Je veux dire également que la désignation d'un candidat grâce à des primaires, n'empêchera nullement, une multitude de candidatures.
Autre chose, créer un fichier me semble totalement illusoire, d'une part certains n'accepteront pas que l'on connaisse officiellement leur tendance ( ce que je comprends) et d'autres, dont je suis, même avec le coeur à gauche, n'ont pas l'intention de s'inscrire pour désigner un "candidat naturel" alors même qu'aucun ne leur plait.
La meilleure solution serait d'arrêter le bal des ego et que surgissent UNE personnalité incontestable, ça mettrait tout le monde d'accord.
M. Moscovici. Vos fonctions actuelles au PS, si j'ai bien tout compris sont de réflechir au projet économique.Et donc en particulier au problème de l'abandon par le PS de certains de ses dogmes économiques et fiscaux qui ont éloigné de lui les milieux populaires en particulier.
Or toutes vos réflexions depuis maintenant deux ans et demi sont consacrées exclusivement au problème du leadesrship et des primaires
Cette obsession "prébendiaire" est inconvenante au mimimum, incohérente avec le discours officiel du parti qui ne parle que de programme et de réflexion
A quand un article signé Moscovici sur les politiques industrielles,la recherche, l'emploi précaire, le sous-salariat,la politique fiscale,l'avenir des retraites (compte tenu des carrières où on entre dans la vie active à 25 ou 27 ans pour des emplois précaires et une carrière professionnelle de 30 ans environ)

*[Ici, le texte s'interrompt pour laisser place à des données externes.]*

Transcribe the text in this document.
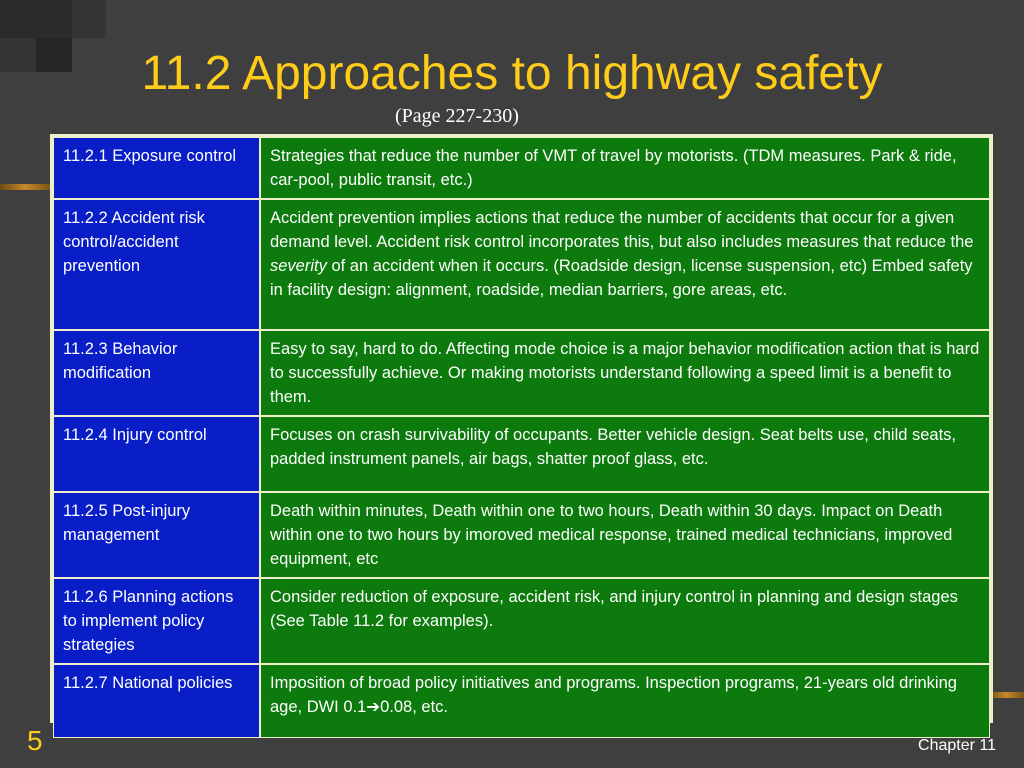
11.2 Approaches to highway safety
(Page 227-230)
11.2.1 Exposure control	Strategies that reduce the number of VMT of travel by motorists. (TDM measures. Park & ride, car-pool, public transit, etc.)
11.2.2 Accident risk control/accident prevention	Accident prevention implies actions that reduce the number of accidents that occur for a given demand level. Accident risk control incorporates this, but also includes measures that reduce the severity of an accident when it occurs. (Roadside design, license suspension, etc) Embed safety in facility design: alignment, roadside, median barriers, gore areas, etc.
11.2.3 Behavior modification	Easy to say, hard to do. Affecting mode choice is a major behavior modification action that is hard to successfully achieve. Or making motorists understand following a speed limit is a benefit to them.
11.2.4 Injury control	Focuses on crash survivability of occupants. Better vehicle design. Seat belts use, child seats, padded instrument panels, air bags, shatter proof glass, etc.
11.2.5 Post-injury management	Death within minutes, Death within one to two hours, Death within 30 days. Impact on Death within one to two hours by imoroved medical response, trained medical technicians, improved equipment, etc
11.2.6 Planning actions to implement policy strategies	Consider reduction of exposure, accident risk, and injury control in planning and design stages (See Table 11.2 for examples).
11.2.7 National policies	Imposition of broad policy initiatives and programs. Inspection programs, 21-years old drinking age, DWI 0.1➔0.08, etc.
5	Chapter 11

A quand un article signé Moscovici sur le délitement social de notre pays, sur la réorganisation du monde de la communication, sur la résorbtion de la dette
Vous êtes obsèdé par la présidentielle?
Je suis plus franc que vous. Vous n'en serez pas puisque votre discours "identitaire" (au sens de personnel et discriminant) est creux et que vous ne pouvez vous distinguer de vos concurents que pas la couleur de vos costumes gris
Alors on voit bien le calcul de recherche d'un "parrain" ou d'une "marraine" pour vous permettre éventuellement de jouer le coup d'après
Assez de grandes et petites manoeuvres, cher monsieur en charge de la réflexion;Au travail et soyez aujourd'hui ce que Chevènement a été au PS en 1972. Cà lui a plutôt réussi.